Guardians of the Galaxy (2014)

imagesWho would have guessed that a movie that featured a talking tree and an anthropomorphic raccoon would be one of the best films of the year and one of the top grossing films of the summer? At this point for audiences, the Marvel name can do no wrong, but really it’s the degree of latitude given to Guardians of the Galaxy, an admittedly weird movie with strange characters, that allows this unique film to shine. Attaching offbeat director James Gunn (Super, Slither) to be writer and director was a risk that paid off tremendously, as Guardians is the Marvel film most entrenched with the particular personality of its creative director. This is a gleefully imaginative film that enjoys wading deep into weirdness, dancing to its adventurous Star Wars throwback beat, always with its focus set on comedy but not at the expense of quality drama or character development.

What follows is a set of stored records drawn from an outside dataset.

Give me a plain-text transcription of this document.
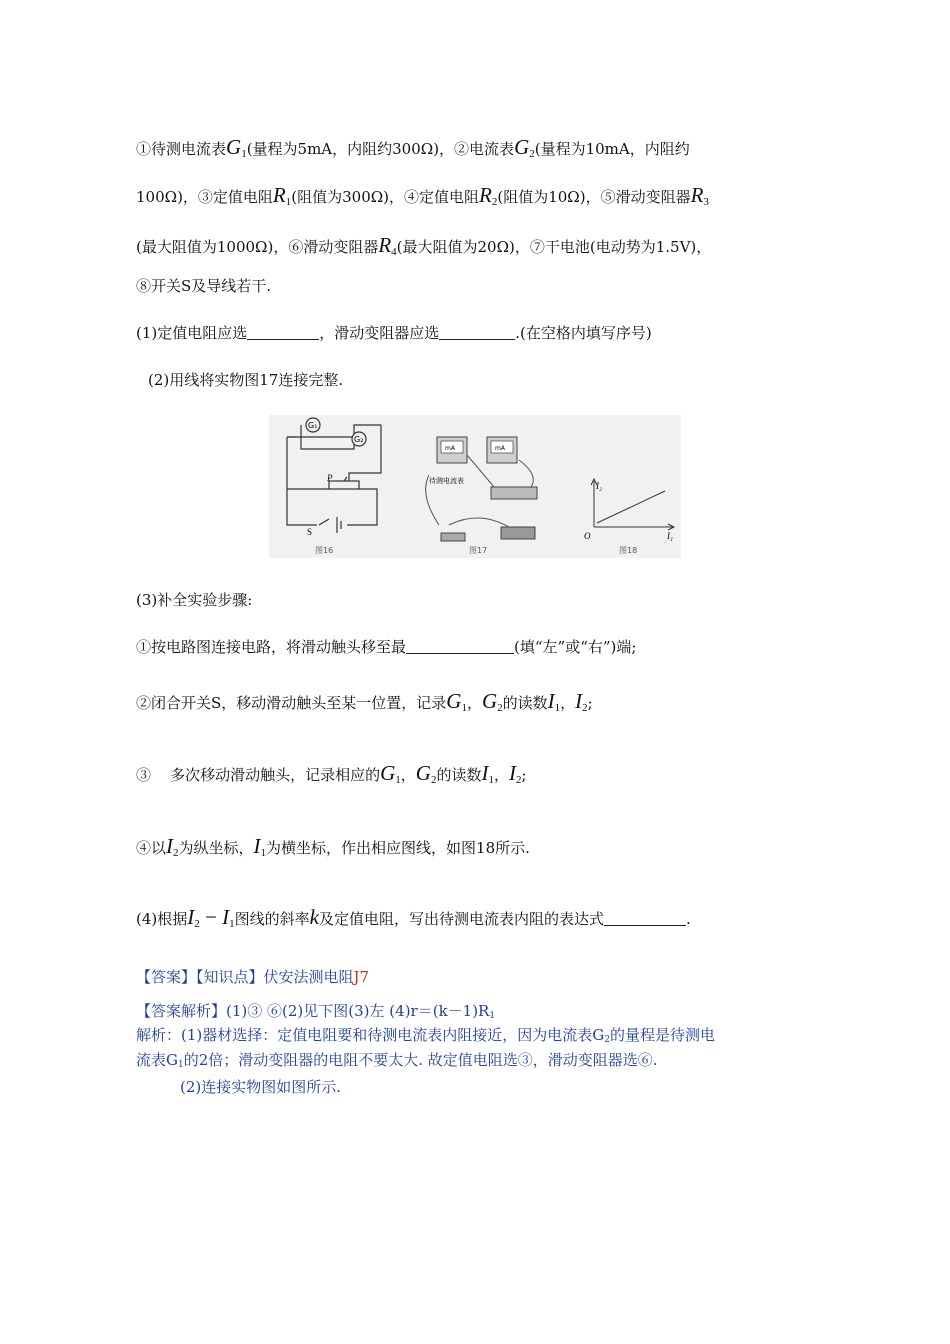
①待测电流表$G_1$(量程为5mA，内阻约300Ω)，②电流表$G_2$(量程为10mA，内阻约
100Ω)，③定值电阻$R_1$(阻值为300Ω)，④定值电阻$R_2$(阻值为10Ω)，⑤滑动变阻器$R_3$
(最大阻值为1000Ω)，⑥滑动变阻器$R_4$(最大阻值为20Ω)，⑦干电池(电动势为1.5V)，
⑧开关S及导线若干.
(1)定值电阻应选	，滑动变阻器应选	.(在空格内填写序号)
(2)用线将实物图17连接完整.
G₁
G₂
P
S
图16
mA	mA
待测电流表
图17
I₂
I₁
O
图18
(3)补全实验步骤:
①按电路图连接电路，将滑动触头移至最	(填“左”或“右”)端;
②闭合开关S，移动滑动触头至某一位置，记录$G_1$，$G_2$的读数$I_1$，$I_2$;
③    多次移动滑动触头，记录相应的$G_1$，$G_2$的读数$I_1$，$I_2$;
④以$I_2$为纵坐标，$I_1$为横坐标，作出相应图线，如图18所示.
(4)根据$I_2 - I_1$图线的斜率k及定值电阻，写出待测电流表内阻的表达式	.
【答案】【知识点】伏安法测电阻J7
【答案解析】(1)③ ⑥(2)见下图(3)左 (4)r＝(k－1)R1
解析：(1)器材选择：定值电阻要和待测电流表内阻接近，因为电流表G2的量程是待测电
流表G1的2倍；滑动变阻器的电阻不要太大. 故定值电阻选③，滑动变阻器选⑥.
(2)连接实物图如图所示.
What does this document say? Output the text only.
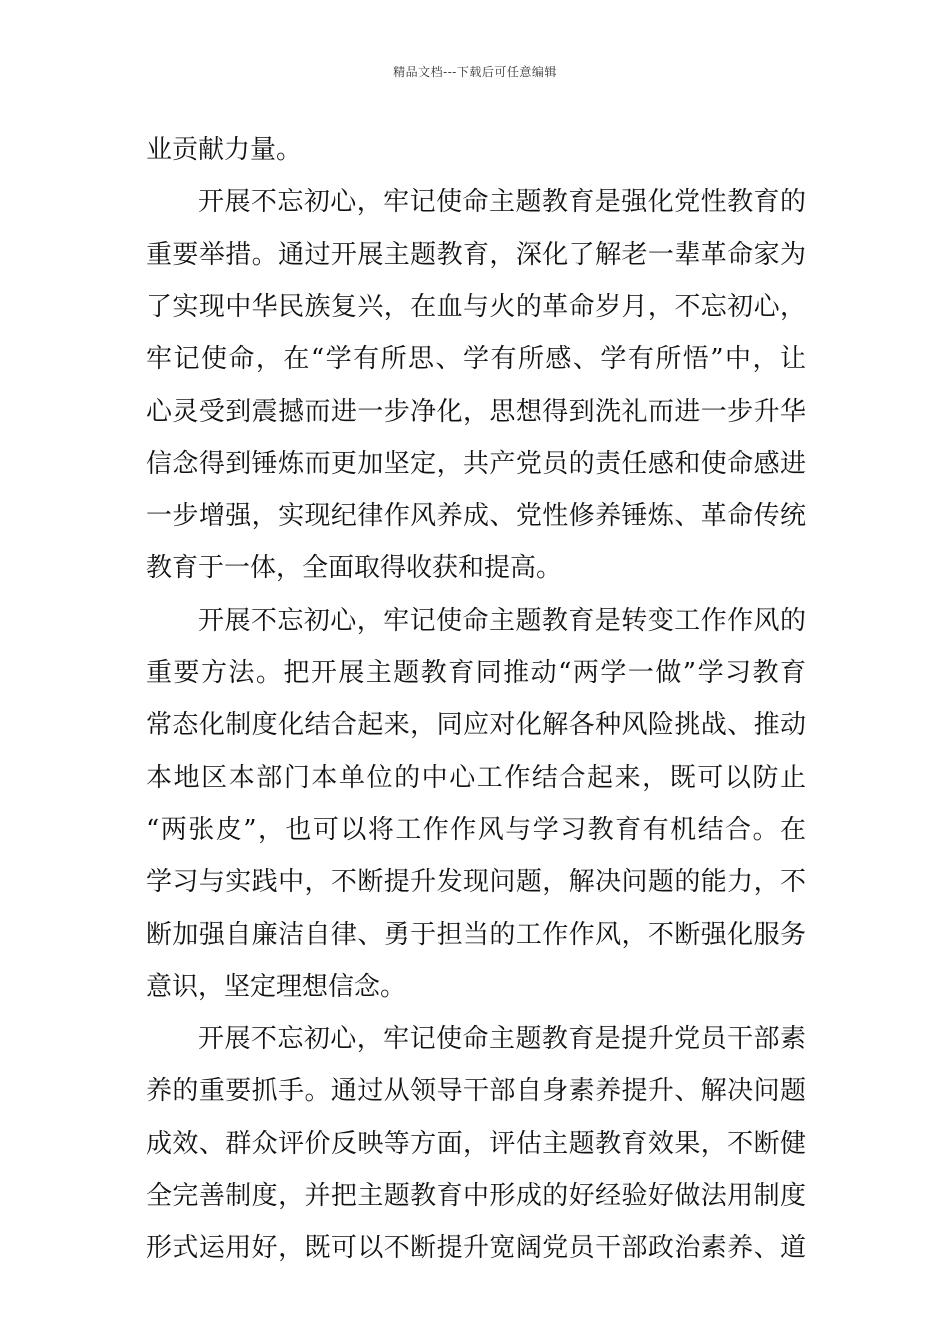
精品文档---下载后可任意编辑
业贡献力量。
开展不忘初心，牢记使命主题教育是强化党性教育的
重要举措。通过开展主题教育，深化了解老一辈革命家为
了实现中华民族复兴，在血与火的革命岁月，不忘初心，
牢记使命，在“学有所思、学有所感、学有所悟”中，让
心灵受到震撼而进一步净化，思想得到洗礼而进一步升华
信念得到锤炼而更加坚定，共产党员的责任感和使命感进
一步增强，实现纪律作风养成、党性修养锤炼、革命传统
教育于一体，全面取得收获和提高。
开展不忘初心，牢记使命主题教育是转变工作作风的
重要方法。把开展主题教育同推动“两学一做”学习教育
常态化制度化结合起来，同应对化解各种风险挑战、推动
本地区本部门本单位的中心工作结合起来，既可以防止
“两张皮”，也可以将工作作风与学习教育有机结合。在
学习与实践中，不断提升发现问题，解决问题的能力，不
断加强自廉洁自律、勇于担当的工作作风，不断强化服务
意识，坚定理想信念。
开展不忘初心，牢记使命主题教育是提升党员干部素
养的重要抓手。通过从领导干部自身素养提升、解决问题
成效、群众评价反映等方面，评估主题教育效果，不断健
全完善制度，并把主题教育中形成的好经验好做法用制度
形式运用好，既可以不断提升宽阔党员干部政治素养、道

Really, the characters are the focus of this entry into the franchise, and Gunn and his actors do a bang-up job of gathering the team and getting you to care about each and every one of them. Each one of these characters has a goal, several payoffs, and each is given their proper attention. In an ordinary superhero film, the archetypes would be ironclad. With Guardians, the tough guy made of muscle can also be a source of unexpected comedy with his literal-minded speech patterns. With Guardians, the talking raccoon can also be an emotionally disturbed victim of genetic experimentation who doesn’t know how to play well with others. These are damaged characters and their formation of an unconventional family unit is deeply satisfying and rather touching. I have seen the film twice and gotten teary-eyed both times. The real star of the film is Chris Pratt (TV’s Parks and Recreation), and what a breakout role he is afforded; he’s like Han Solo’s more juvenile nephew. But like the others, the part is surprising in its depth, with a well of sadness and displacement he still hasn’t processed while he scavenges the galaxy. The plot can be a bit unwieldy at times but pays off better for repeat viewings. This is a world I want to spend far more time exploring and with these characters as my merry prankster guides. With a movie this action-packed, thoroughly entertaining, and gratifying, why come back to Earth?